Biography

Designing Tomorrows Future Today

Throughout my career at Philips Design, I have had the privilege to constantly hone my skills and develop design thinking across many areas of the company. From our brand identity to helping to craft our mission and vision. From managing customer event experiences across Europe to the concept development and creative direction of the Philips Museum in Eindhoven. I have given speeches and held workshops across the globe from India to South Africa and across Europe. I have the coolest job in the company: supporting strategic partnerships with public and private organizations from Ministries of Health to large hospital networks in their transformation of healthcare and systems. You can hear a sampling of some of these speeches and interviews by clicking on the Recordings option in the menu.

The Gothic Period

Always searching for new ways to define and understand who I am and could be,
I discovered the English Romantics like Shelley, Keats and Blake and they became my archetypes of my quest. I did not want just write poetry, I wanted to live poetically.
I founded a Gothic clothing company which provided a creative outlet to transform myself into this new sense of life. Velvet frock coats, poet shirts, chainmail and antique jewelry reproductions were the staples of the virtual shop.

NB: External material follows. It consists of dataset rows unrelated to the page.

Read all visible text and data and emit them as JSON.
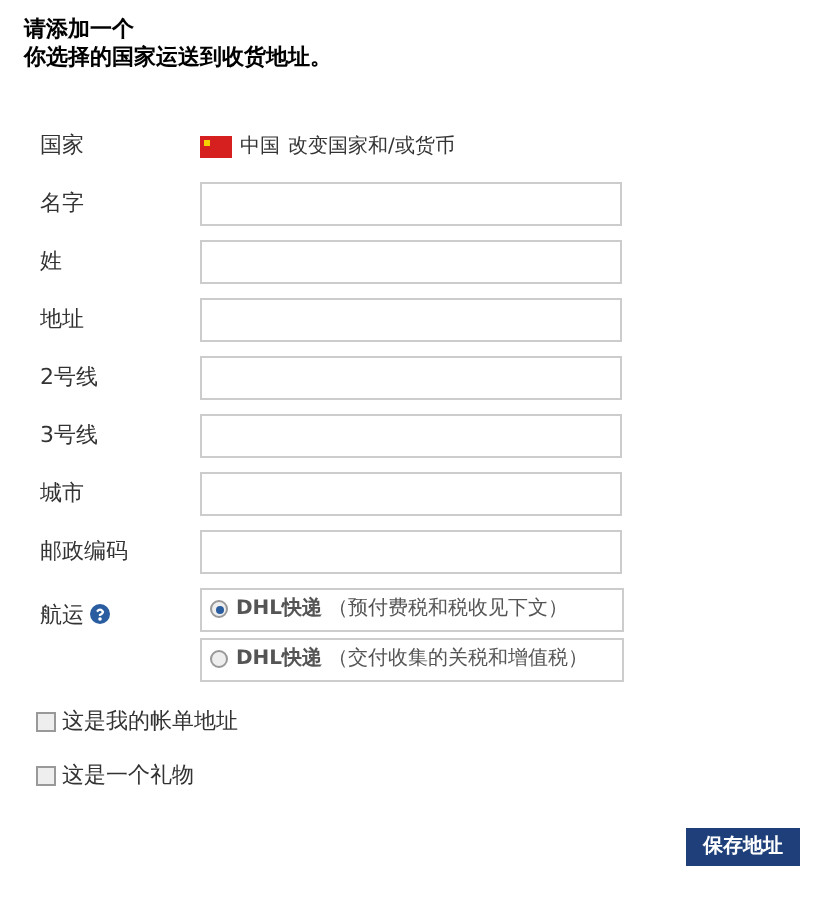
{
  "heading": [
    "请添加一个",
    "你选择的国家运送到收货地址。"
  ],
  "country": {
    "label": "国家",
    "value": "中国",
    "change_link": "改变国家和/或货币"
  },
  "fields": [
    {
      "label": "名字"
    },
    {
      "label": "姓"
    },
    {
      "label": "地址"
    },
    {
      "label": "2号线"
    },
    {
      "label": "3号线"
    },
    {
      "label": "城市"
    },
    {
      "label": "邮政编码"
    }
  ],
  "shipping": {
    "label": "航运",
    "options": [
      {
        "text": "**DHL快递** （预付费税和税收见下文）",
        "selected": true
      },
      {
        "text": "**DHL快递** （交付收集的关税和增值税）",
        "selected": false
      }
    ]
  },
  "checkboxes": [
    {
      "label": "这是我的帐单地址",
      "checked": false
    },
    {
      "label": "这是一个礼物",
      "checked": false
    }
  ],
  "save_button": "保存地址"
}
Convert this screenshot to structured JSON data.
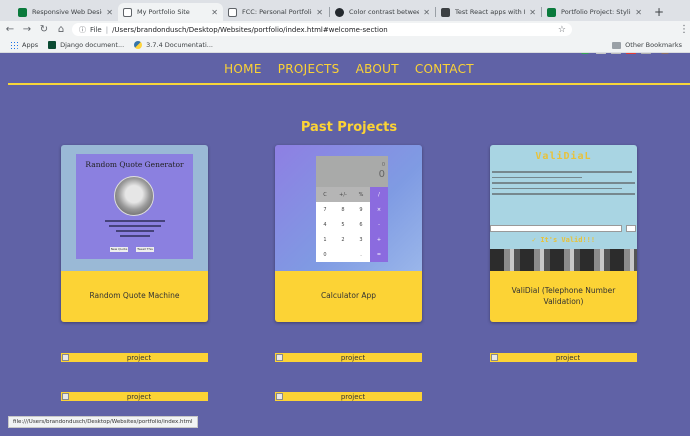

While not a huge financial success, it provided something richer: opening social connections in the arts and music worlds like Renaissance Fairs and the Gothic subculture.  My journey of self-discovery during this period is the basis for the poem Endymion which chronicles my subconscious struggle and the path towards individuation. Click here for more information.

The Jazz Age

When I was seven years old, my family and I went to see Stan Kenton and his Orchestra at the Brown Derby in Norton, Ohio. This was a dinner theatre set up. After the first set, a table in front of the bandstand opened and I jumped at the chance to get closer. Stan called me up to the stage for an interview. He asked if I played an instrument and never being shy, I told him I played congas. He asked me to sit in with the band and join his percussionist Roman Lopez. I sat in with the band 27 times across the US and Canada before Stan passed away in 1979. My father and I started going to jazz clubs regularly then. The caliber of the local jazz scene was exceptional: Ace Carter, Lamar Gaines, Neman Williams, Duke Jenkins and so many others offered me chance to sit in with their bands. I spent a great deal of my childhood in jazz clubs and loving every minute of it. Dizzy Gillespie asked me to sit in during a small club date he had in downtown Cleveland. Later that year he invited me to hang out with him at the Newport Jazz Festival in New York. The enormous amount of patience and guidance these creative individuals afforded me was astounding. While I have not touched my drums in years, I do improvise on my piano and join the occasional jam session. You can hear a sampling of some of my music compositions and playing with the Kenton band by clicking on the Recordings option in the menu.

Radio Days

In college,  I discovered radio broadcasting. WBWC-FM 88.3 on the FM dial. I spent every minute I could learning editing, mixing, recording, on air announcing and news reading. The extensive music library was filled with riches. I started a morning show, hosted jazz and progressive music programs and became the General Manager in my last two years in school. The day after I graduated, I moved to New York. The International Radio and Television Society awarded me with a summer internship at Interep Radio. Frank O’Neill gave me my first real job in the industry. After a few years as a research analyst, I became the Research Director at CBS/Westwood One until I moved to Holland.